Pero estaba de humor para peleas, pensó Sarah, probablemente porque Joanna lo había lisonjeado.
– No puedes dejar el tema, ¿verdad? No, no eres mi madre pero, por Dios que estás empezando a hablar como ella.
– Qué extraño -dijo ella con voz pétrea-, y eso que yo siempre pensé que no te llevabas bien con tu madre porque no dejaba de decirte lo que debías hacer. Ahora me pintas del mismo color, cuando en realidad he hecho exactamente lo contrario, te he dejado que te apañes con tus cosas por tu cuenta. Eres un niño, Jack. Necesitas tener una mujer en tu vida para culparla por todas las pequeñas cosas que te salen mal.
– ¿Volvemos con lo de los niños? -gruñó él-. Maldición, Sarah, conocías las condiciones antes de casarte conmigo, y fue elección tuya el aceptarlas. La carrera lo era todo, ¿recuerdas? Nada ha cambiado. Al menos no para mí. No es culpa mía si tus malditas hormonas gritan que estás quedándote sin tiempo. Teníamos un trato. Nada de hijos.
Ella lo observó con curiosidad. Después de todo, Joanna tenía que haber sido menos acomodaticia de lo que él esperaba. ¡Bueno, bueno!
– El trato, Jack, por lo que vale, era que yo te mantendría hasta que tú te establecieses. Después de eso, todas las opciones quedaban abiertas. Lo que nunca tomamos en consideración, y de eso me culpo a mí misma por fiarme de mi propio juicio artístico, es que puede que nunca consigas establecerte. En cuyo caso, según sospecho, el trato queda anulado y sin efecto. Hasta ahora te he mantenido durante seis años, dos antes de casarnos y cuatro después, y la decisión de casarnos fue tanto tuya como mía. Por lo que recuerdo, estábamos celebrando tu primera venta de importancia. Tu única venta de importancia -agregó-. Creo que eso es correcto, ¿no te parece? No puedo recordar que hayas vendido una tela desde entonces.
– El rencor no te sienta bien, Sarah.
– No -asintió ella-, no más de lo que te sienta a ti el comportarte como un mocoso malcriado. Dices que nada ha cambiado, pero te equivocas, porque todo ha cambiado.
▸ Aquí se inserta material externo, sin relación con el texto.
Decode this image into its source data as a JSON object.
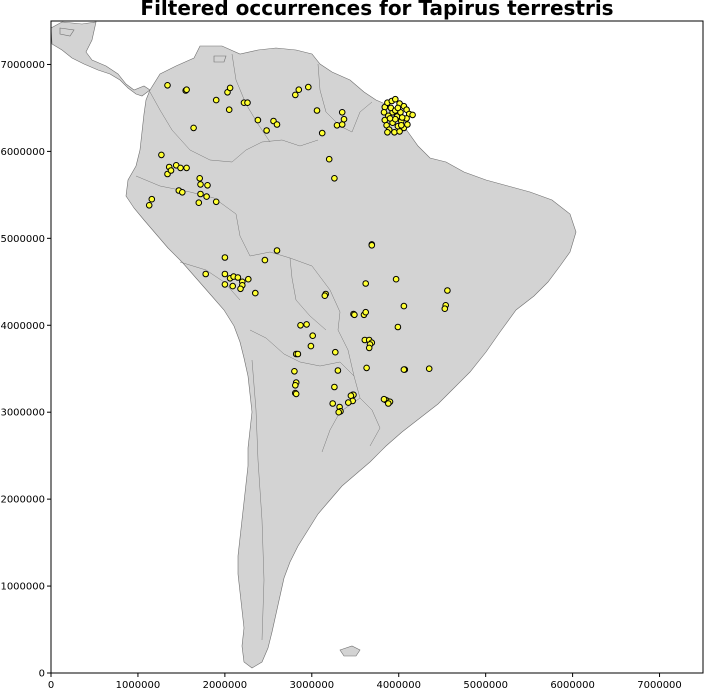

Yo solía admirarte. Ahora te desprecio. Solía encontrarte divertido. Ahora me aburres. Te amaba. Ahora sólo siento compasión por tí. -Le dedicó una sonrisa de disculpa-. También solía pensar que lo conseguirías. Ahora, no lo creo. Y eso no se debe a que tenga una opinión inferior de tu pintura, sino a que tengo una opinión inferior de tí. No tienes ni la capacidad de compromiso ni la disciplina necesarias para ser grande, Jack, porque siempre olvidas que el genio es sólo un uno por ciento de inspiración y un noventa y nueve por ciento de trabajo durísimo. Yo soy un buen médico, no porque tenga un especial talento para el diagnóstico, sino porque trabajo hasta dejarme la piel. Tú eres un artista malísimo, no porque te falte talento, sino porque eres demasiado condenadamente perezoso y demasiado condenadamente esnob como para ponerte sobre manos y rodillas junto con el resto de nosotros y ganarte una reputación.